Professor Emanuel Tov was born in 1941 in Amsterdam. When he was only one year old, his parents entrusted him to the care of a Gentile family. After his parents died in the Holocaust, he was raised by his uncle and aunt. He learned in a classical high school and, at the same time, learned Hebrew at the Talmud Torah school. He was active in the Ichud Habonim Zionist youth movement.
At the age of 18, Tov was sent by the youth movement to the “Institute for Youth Leaders from Abroad” in Jerusalem for a year, which included working on a kibbutz for six months. Subsequently, he returned to the Netherlands and, as the head of the movement, coordinated activities for Ichud Habonim, trained leaders, and designed programs for educational activities.

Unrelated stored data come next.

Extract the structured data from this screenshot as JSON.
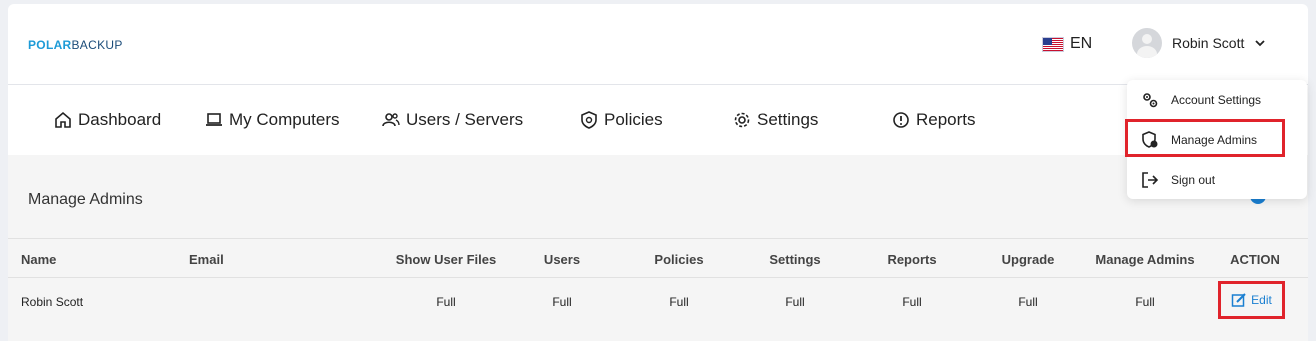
{
  "brand": {
    "logo_bold": "POLAR",
    "logo_rest": "BACKUP"
  },
  "header": {
    "language": "EN",
    "user_name": "Robin Scott"
  },
  "nav": {
    "dashboard": "Dashboard",
    "my_computers": "My Computers",
    "users_servers": "Users / Servers",
    "policies": "Policies",
    "settings": "Settings",
    "reports": "Reports"
  },
  "page": {
    "title": "Manage Admins"
  },
  "table": {
    "headers": {
      "name": "Name",
      "email": "Email",
      "show_user_files": "Show User Files",
      "users": "Users",
      "policies": "Policies",
      "settings": "Settings",
      "reports": "Reports",
      "upgrade": "Upgrade",
      "manage_admins": "Manage Admins",
      "action": "ACTION"
    },
    "row": {
      "name": "Robin Scott",
      "email": "",
      "show_user_files": "Full",
      "users": "Full",
      "policies": "Full",
      "settings": "Full",
      "reports": "Full",
      "upgrade": "Full",
      "manage_admins": "Full",
      "action": "Edit"
    }
  },
  "dropdown": {
    "account_settings": "Account Settings",
    "manage_admins": "Manage Admins",
    "sign_out": "Sign out"
  },
  "colors": {
    "accent": "#1a7fd1",
    "highlight": "#e0232b"
  }
}
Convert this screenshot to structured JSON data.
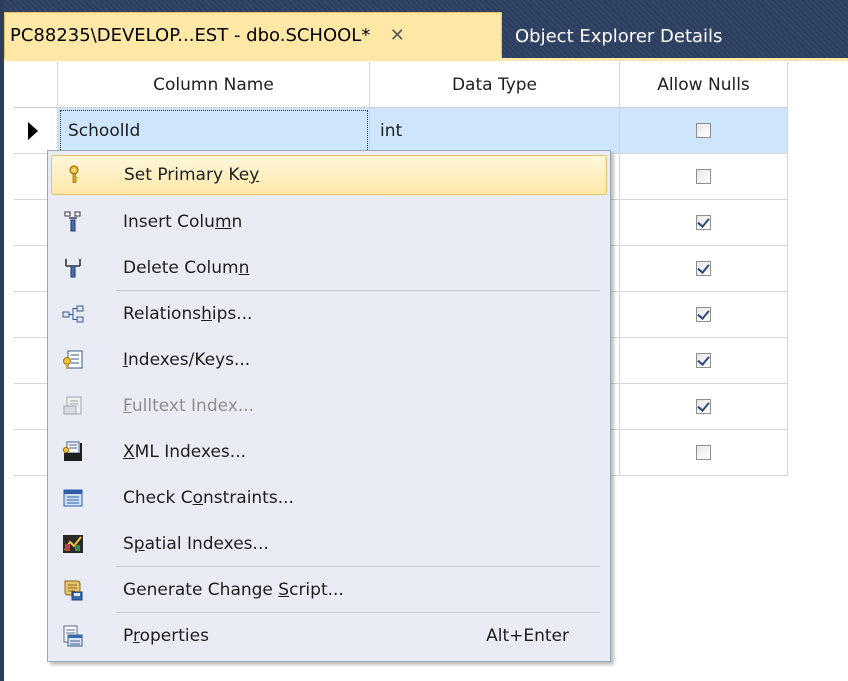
{
  "tabs": {
    "active_label": "PC88235\\DEVELOP...EST - dbo.SCHOOL*",
    "close_glyph": "✕",
    "inactive_label": "Object Explorer Details"
  },
  "grid": {
    "headers": {
      "column_name": "Column Name",
      "data_type": "Data Type",
      "allow_nulls": "Allow Nulls"
    },
    "rows": [
      {
        "name": "SchoolId",
        "type": "int",
        "allow_nulls": false,
        "selected": true
      },
      {
        "name": "",
        "type": "",
        "allow_nulls": false
      },
      {
        "name": "",
        "type": "",
        "allow_nulls": true
      },
      {
        "name": "",
        "type": "",
        "allow_nulls": true
      },
      {
        "name": "",
        "type": "",
        "allow_nulls": true
      },
      {
        "name": "",
        "type": "",
        "allow_nulls": true
      },
      {
        "name": "",
        "type": "",
        "allow_nulls": true
      },
      {
        "name": "",
        "type": "",
        "allow_nulls": false
      }
    ]
  },
  "context_menu": {
    "items": [
      {
        "label_pre": "Set Primary Ke",
        "label_key": "y",
        "label_post": "",
        "icon": "key-icon",
        "state": "highlighted"
      },
      {
        "label_pre": "Insert Colu",
        "label_key": "m",
        "label_post": "n",
        "icon": "insert-column-icon"
      },
      {
        "label_pre": "Delete Colum",
        "label_key": "n",
        "label_post": "",
        "icon": "delete-column-icon"
      },
      {
        "label_pre": "Relations",
        "label_key": "h",
        "label_post": "ips...",
        "icon": "relationships-icon"
      },
      {
        "label_pre": "",
        "label_key": "I",
        "label_post": "ndexes/Keys...",
        "icon": "indexes-keys-icon"
      },
      {
        "label_pre": "",
        "label_key": "F",
        "label_post": "ulltext Index...",
        "icon": "fulltext-index-icon",
        "state": "disabled"
      },
      {
        "label_pre": "",
        "label_key": "X",
        "label_post": "ML Indexes...",
        "icon": "xml-indexes-icon"
      },
      {
        "label_pre": "Check C",
        "label_key": "o",
        "label_post": "nstraints...",
        "icon": "check-constraints-icon"
      },
      {
        "label_pre": "S",
        "label_key": "p",
        "label_post": "atial Indexes...",
        "icon": "spatial-indexes-icon"
      },
      {
        "label_pre": "Generate Change ",
        "label_key": "S",
        "label_post": "cript...",
        "icon": "generate-script-icon"
      },
      {
        "label_pre": "P",
        "label_key": "r",
        "label_post": "operties",
        "shortcut": "Alt+Enter",
        "icon": "properties-icon"
      }
    ]
  }
}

In 1961 he immigrated to Israel – setting out by motor scooter from the Netherlands to Athens, and continuing onward by ship to the port of Haifa. He settled in Jerusalem, and studied Bible and classical studies at the Hebrew University. He earned his Master’s degree in the Department of Bible Studies, and was simultaneously a teaching assistant and a researcher at the Hebrew University Bible Project. He was also involved in teaching and editorial activities outside the University. After receiving his degree he pursued further studies at Harvard University in the USA Upon returning to Israel, he worked at the University of Haifa (for one year) and at the Hebrew University of Jerusalem, where he subsequently obtained the rank of full professor (1986). In 1990 he was awarded the J. L. Magnes chair in Bible. One year later he was appointed Editor-in-Chief of the Dead Sea Scrolls Publication Project.